An example of an enzyme based method for the production of pyruvic acid is the enzymatic oxidation of lactic acid, as for instance described in WO-A-95/00656. Enzymatic oxidation often results in byproducts as reactive hydrogen peroxide is produced during said enzymatic oxidation. Further, an upscale of enzymatic processes to an industrial process level is often problematic or impossible. Examples for methods involving the use of microorganisms for the production of pyruvic acid are for instance described in EP-A-313 850. A disadvantage of these microbiological production processes is that can be difficult and time consuming to separate, isolate and purify pyruvic acid from the complex reaction mixtures, e.g. form complex fermentation broths.
Examples of chemical synthesis for the production of pyruvic acid are largely based on the oxidation of various starting materials like propylene glycol (as described in EP-A-337 246), hydroxyacetone (as disclosed in U.S. Pat. No. 4,247,716) or lactic acid (see for instance JP-A-8183753). However, for the production of isotopically enriched 13C-pyruvic acid, the use of a commercially available isotopically enriched starting material or an isotopically enriched starting material that is obtainable by a straightforward chemical synthesis is greatly preferred.
Further, to be used as hyperpolarised MR imaging agent, 13C1-pyruvic acid has to be of high purity. It is also important that the synthesis can be upscaled since when the compound is used as an MR imaging agent, relatively large amounts of 13C1-pyruvate need to be injected per dose and hence relatively large amounts of 13C1-pyruvic acid need to be polarised. Several methods for the chemical synthesis of isotopically enriched pyruvic acid are known in the art. Seebach et al., Journal of Organic Chemistry 40(2), 1975, 231-237 describe a synthetic route that relies on the protection and activation of a carbonyl-containing starting material as an S,S-acetal, e.g. 1,3-dithian or 2-methyl-1,3-dithian. The dithian is metallated and reacted with a methyl-containing compound and/or 13CO2. By using the appropriate isotopically enriched 13C-compound as outlined in this reference, it is possible to obtain 13C1-pyruvate, 13C2-pyruvate or 13C1,2-pyruvate which may then be converted into the free acid by methods known in the art.

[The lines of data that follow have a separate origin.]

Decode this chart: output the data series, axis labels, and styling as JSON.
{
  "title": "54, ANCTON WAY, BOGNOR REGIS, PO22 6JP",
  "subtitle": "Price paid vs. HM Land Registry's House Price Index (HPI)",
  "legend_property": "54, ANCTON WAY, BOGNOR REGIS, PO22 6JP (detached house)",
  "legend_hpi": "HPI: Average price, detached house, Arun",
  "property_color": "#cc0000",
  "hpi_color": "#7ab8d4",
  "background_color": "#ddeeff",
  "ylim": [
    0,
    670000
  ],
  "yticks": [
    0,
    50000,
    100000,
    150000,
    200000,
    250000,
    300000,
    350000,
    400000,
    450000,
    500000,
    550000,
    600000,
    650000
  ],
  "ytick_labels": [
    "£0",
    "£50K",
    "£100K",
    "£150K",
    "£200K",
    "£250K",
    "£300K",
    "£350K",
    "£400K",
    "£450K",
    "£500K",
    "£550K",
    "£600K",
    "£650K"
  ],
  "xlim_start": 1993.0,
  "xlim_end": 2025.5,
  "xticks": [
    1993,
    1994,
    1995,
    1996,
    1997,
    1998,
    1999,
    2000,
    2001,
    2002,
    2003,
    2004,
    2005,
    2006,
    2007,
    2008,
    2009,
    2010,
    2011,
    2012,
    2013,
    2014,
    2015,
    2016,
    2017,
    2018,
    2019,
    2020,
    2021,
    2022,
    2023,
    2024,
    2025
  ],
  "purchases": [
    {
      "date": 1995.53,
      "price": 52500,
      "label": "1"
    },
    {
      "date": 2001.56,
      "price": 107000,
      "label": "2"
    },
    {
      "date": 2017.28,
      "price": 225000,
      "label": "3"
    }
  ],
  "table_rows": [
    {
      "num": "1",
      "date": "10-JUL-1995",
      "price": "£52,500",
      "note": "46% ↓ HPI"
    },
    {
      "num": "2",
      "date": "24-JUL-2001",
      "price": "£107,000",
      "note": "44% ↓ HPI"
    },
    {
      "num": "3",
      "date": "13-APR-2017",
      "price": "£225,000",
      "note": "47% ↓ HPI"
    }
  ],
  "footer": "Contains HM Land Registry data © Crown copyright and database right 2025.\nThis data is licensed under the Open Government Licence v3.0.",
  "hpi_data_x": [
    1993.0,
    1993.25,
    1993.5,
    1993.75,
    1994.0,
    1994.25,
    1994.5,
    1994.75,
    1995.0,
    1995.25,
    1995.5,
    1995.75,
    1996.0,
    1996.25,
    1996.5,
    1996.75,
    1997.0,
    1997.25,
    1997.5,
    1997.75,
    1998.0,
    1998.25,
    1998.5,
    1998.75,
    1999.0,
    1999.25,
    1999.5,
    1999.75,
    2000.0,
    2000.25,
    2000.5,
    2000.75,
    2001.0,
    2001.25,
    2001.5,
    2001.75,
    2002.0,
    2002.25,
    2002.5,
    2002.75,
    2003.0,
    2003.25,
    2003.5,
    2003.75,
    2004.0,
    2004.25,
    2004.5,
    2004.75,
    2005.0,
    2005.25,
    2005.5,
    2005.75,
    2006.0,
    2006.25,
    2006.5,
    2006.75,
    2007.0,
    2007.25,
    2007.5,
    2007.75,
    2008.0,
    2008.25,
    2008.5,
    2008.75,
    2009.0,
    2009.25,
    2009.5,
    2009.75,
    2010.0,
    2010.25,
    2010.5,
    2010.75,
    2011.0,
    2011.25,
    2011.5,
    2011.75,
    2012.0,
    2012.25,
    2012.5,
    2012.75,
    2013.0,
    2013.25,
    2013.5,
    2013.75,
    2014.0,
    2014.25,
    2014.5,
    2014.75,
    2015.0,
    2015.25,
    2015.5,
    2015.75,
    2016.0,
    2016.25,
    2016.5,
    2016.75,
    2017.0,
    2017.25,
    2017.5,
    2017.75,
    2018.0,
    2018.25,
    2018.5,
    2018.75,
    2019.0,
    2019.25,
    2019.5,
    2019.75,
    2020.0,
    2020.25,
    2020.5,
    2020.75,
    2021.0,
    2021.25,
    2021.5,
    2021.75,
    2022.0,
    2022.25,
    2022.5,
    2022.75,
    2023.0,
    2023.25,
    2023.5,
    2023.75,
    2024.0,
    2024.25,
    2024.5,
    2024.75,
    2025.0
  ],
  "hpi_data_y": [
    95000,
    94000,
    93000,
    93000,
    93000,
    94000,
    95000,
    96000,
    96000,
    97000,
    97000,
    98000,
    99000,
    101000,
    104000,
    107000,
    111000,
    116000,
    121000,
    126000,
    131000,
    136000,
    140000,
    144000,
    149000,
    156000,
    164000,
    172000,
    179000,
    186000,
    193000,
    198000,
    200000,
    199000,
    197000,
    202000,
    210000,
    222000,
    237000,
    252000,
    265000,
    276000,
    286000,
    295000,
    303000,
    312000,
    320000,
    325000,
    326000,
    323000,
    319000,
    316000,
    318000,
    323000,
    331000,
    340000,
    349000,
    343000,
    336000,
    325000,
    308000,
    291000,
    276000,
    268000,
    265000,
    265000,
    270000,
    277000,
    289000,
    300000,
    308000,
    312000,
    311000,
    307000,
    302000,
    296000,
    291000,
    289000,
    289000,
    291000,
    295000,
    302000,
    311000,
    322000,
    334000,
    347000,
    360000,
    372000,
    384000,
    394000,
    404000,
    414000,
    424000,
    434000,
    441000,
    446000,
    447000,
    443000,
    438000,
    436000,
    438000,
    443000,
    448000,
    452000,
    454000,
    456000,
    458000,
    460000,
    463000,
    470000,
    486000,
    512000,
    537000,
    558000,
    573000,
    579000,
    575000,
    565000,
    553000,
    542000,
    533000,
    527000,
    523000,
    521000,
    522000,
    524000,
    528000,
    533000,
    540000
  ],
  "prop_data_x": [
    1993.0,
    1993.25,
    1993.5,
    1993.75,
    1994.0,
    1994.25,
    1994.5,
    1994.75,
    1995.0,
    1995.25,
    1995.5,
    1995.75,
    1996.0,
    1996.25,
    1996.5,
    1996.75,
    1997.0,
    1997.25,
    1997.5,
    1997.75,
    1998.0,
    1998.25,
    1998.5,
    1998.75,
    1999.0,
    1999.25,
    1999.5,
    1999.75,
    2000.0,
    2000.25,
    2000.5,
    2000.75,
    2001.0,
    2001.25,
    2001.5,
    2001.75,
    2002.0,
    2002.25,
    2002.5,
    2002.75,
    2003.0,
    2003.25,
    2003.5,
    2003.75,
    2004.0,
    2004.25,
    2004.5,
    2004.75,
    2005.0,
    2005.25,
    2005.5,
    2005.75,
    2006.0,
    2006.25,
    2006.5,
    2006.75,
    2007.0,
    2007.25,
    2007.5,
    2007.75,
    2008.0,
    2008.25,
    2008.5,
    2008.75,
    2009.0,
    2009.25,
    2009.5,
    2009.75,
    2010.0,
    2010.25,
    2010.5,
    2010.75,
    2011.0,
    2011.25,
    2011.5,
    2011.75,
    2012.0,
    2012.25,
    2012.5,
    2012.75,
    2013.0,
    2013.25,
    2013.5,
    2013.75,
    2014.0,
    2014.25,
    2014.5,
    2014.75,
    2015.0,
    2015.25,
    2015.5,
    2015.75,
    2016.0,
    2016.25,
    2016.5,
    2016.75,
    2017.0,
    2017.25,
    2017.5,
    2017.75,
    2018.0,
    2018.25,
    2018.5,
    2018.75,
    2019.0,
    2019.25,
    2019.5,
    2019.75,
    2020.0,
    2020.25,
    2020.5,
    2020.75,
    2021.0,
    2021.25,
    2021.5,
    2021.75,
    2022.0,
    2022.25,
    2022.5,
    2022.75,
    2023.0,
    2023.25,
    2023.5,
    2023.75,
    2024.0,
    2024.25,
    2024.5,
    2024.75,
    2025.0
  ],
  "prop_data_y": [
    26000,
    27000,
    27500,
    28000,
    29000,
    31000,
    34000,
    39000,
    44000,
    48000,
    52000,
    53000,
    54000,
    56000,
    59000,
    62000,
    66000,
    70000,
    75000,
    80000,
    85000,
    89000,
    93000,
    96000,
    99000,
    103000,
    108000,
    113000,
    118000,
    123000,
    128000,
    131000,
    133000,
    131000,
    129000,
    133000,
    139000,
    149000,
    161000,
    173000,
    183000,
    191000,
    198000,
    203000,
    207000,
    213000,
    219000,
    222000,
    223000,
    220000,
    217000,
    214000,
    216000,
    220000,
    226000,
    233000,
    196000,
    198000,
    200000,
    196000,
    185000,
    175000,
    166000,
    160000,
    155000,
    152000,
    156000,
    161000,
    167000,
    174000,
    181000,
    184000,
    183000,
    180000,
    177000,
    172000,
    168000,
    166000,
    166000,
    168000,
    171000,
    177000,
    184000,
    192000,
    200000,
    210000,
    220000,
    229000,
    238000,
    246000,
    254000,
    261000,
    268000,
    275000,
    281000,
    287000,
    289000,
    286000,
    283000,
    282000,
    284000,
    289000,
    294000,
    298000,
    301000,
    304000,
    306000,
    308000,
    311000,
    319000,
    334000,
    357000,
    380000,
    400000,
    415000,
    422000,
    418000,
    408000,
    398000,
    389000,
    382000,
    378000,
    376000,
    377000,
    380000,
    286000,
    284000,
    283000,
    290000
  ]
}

S. H. Anker et al., J. Biol. Chem.176 (1948), 1333-1335 describe a different synthetic route that starts from acetic acid, which is first converted into acetyl bromide and then reacted with Cu13CN. The nitrile obtained is converted into pyruvic acid via the amide. However, the use of toxic cyanides limits the application of this method to small scale production of 13C-labelled pyruvic acid.
We have now surprisingly found a method to produce pyruvic acid and pyruvic acid which is isotopically enriched at the C1-atom, preferably 13C1-pyruvic acid in excellent purity. The method is easily upscaled such that lager amounts of pyruvic acid or isotopically enriched pyruvic acid can be prepared. Apart from 13C-enriched pyruvic acid, the method can also be used to produce 11C-enriched pyruvic acid, 11C1-pyruvic acid. Such a compound can be used as a tracer in positron emission tomography (PET).